Security policies are official, authorized documents that are created in compliance with the security philosophy of an organization. These documents are an overview of the organization’s assets and the degree of protection each asset or group of assets have. Well-crafted, coherent security policies would outline a set of rules to which users in the organization should follow when connecting to network resources. This would contain a listing of permissible and impermissible activities while clarifying and outlining security responsibilities.
Security policies aren’t mandates for how the policies should be applied, rather a guideline for administrators to reference when developing a plan of action and resulting reactions. Security policies can be formulated to satisfy the following needs:
Advisory policies – in place for all employees to be aware of the consequences of their actions. Informative policies – designed to inform and educate employees about company procedures.
Regulatory policies – make certain the organization is compliant with local, state and federal laws. Because security policies contain comprehensive information, it’s helpful to break the policy down into sub-documents, with each one covering a specific topic. These documents would include:
- User Policy – reviews the appropriate use of various items such confidential filing systems or Internet access.

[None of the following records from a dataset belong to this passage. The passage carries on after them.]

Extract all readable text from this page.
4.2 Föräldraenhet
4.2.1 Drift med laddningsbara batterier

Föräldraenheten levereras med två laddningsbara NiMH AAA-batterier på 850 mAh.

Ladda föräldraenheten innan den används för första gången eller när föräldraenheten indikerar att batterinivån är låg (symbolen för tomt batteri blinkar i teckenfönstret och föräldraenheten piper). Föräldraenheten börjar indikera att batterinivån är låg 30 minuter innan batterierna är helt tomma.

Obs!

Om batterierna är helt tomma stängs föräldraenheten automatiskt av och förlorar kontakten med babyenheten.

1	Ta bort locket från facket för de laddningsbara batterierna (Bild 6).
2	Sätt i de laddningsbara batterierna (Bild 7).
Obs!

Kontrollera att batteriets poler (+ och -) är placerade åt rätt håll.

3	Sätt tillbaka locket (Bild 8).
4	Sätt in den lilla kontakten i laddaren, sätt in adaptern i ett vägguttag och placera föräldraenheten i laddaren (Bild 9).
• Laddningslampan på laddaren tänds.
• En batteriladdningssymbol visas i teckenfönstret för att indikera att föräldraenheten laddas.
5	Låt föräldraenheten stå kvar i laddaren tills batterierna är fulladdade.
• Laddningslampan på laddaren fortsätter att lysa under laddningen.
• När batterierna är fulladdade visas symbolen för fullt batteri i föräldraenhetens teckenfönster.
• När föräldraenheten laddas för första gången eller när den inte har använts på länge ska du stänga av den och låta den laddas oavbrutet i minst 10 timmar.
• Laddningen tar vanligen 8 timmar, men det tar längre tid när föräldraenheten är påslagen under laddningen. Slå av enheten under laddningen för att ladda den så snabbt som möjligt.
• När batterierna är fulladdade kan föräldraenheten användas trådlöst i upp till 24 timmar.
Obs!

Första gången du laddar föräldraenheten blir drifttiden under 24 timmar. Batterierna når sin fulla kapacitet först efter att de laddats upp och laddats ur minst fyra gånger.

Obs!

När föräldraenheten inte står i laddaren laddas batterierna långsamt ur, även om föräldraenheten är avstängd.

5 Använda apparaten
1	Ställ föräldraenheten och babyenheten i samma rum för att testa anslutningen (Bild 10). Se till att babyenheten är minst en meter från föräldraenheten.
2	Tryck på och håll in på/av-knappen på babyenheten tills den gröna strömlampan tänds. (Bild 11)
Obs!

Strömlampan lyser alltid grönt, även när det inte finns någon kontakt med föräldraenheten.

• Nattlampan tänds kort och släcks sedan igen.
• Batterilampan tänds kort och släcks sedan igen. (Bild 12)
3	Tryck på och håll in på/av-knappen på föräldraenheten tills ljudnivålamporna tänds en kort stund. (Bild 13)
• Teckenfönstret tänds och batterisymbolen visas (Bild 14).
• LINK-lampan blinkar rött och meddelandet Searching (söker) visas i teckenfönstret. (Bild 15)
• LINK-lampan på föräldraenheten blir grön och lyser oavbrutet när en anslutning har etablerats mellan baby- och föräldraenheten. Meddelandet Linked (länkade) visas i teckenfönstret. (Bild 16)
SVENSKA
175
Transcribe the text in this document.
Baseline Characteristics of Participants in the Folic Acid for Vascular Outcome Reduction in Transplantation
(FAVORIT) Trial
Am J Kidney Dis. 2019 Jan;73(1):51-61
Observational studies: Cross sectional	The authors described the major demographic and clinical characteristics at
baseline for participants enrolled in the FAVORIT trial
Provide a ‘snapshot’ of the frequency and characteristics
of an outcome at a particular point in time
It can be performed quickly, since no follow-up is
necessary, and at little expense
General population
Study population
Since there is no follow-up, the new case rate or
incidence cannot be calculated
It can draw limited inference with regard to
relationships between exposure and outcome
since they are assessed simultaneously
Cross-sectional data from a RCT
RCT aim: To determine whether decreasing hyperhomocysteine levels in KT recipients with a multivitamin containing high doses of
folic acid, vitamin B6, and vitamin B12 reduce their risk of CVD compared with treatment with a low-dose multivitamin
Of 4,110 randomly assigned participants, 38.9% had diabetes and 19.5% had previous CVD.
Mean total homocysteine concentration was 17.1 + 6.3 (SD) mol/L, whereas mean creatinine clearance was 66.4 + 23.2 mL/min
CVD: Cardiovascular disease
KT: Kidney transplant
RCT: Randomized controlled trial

- Configuration Policy – clarifies what applications are to be configured on the network and should assign a particular build for each system. This is a significant item to make certain all the network systems follow a set organization to reduce troubleshooting time.
- Patch Management system – explains the testing and distribution of updates being applied. Once approved, it’s incorporated into the standard build. This validates all new systems in accordance with the approved patch.
- Infrastructure Policy – explicitly defines how the system is to be managed and maintained, and who is charged with that responsibility. It also addresses service quality checking and controlling the systems, processing and consolidating of logs, managing change, the scheme for addressing network, and the standard for naming User Account Policy (which clearly defines which users have clearance and what permissions that entails). Make certain this follows the PC configuration policy. This can be managed by limiting user permissions.
Other policies - Depending on the organization, there will be other policies covering miscellaneous items such as encryption, password requirements, remote access, emailing sensitive information, and others.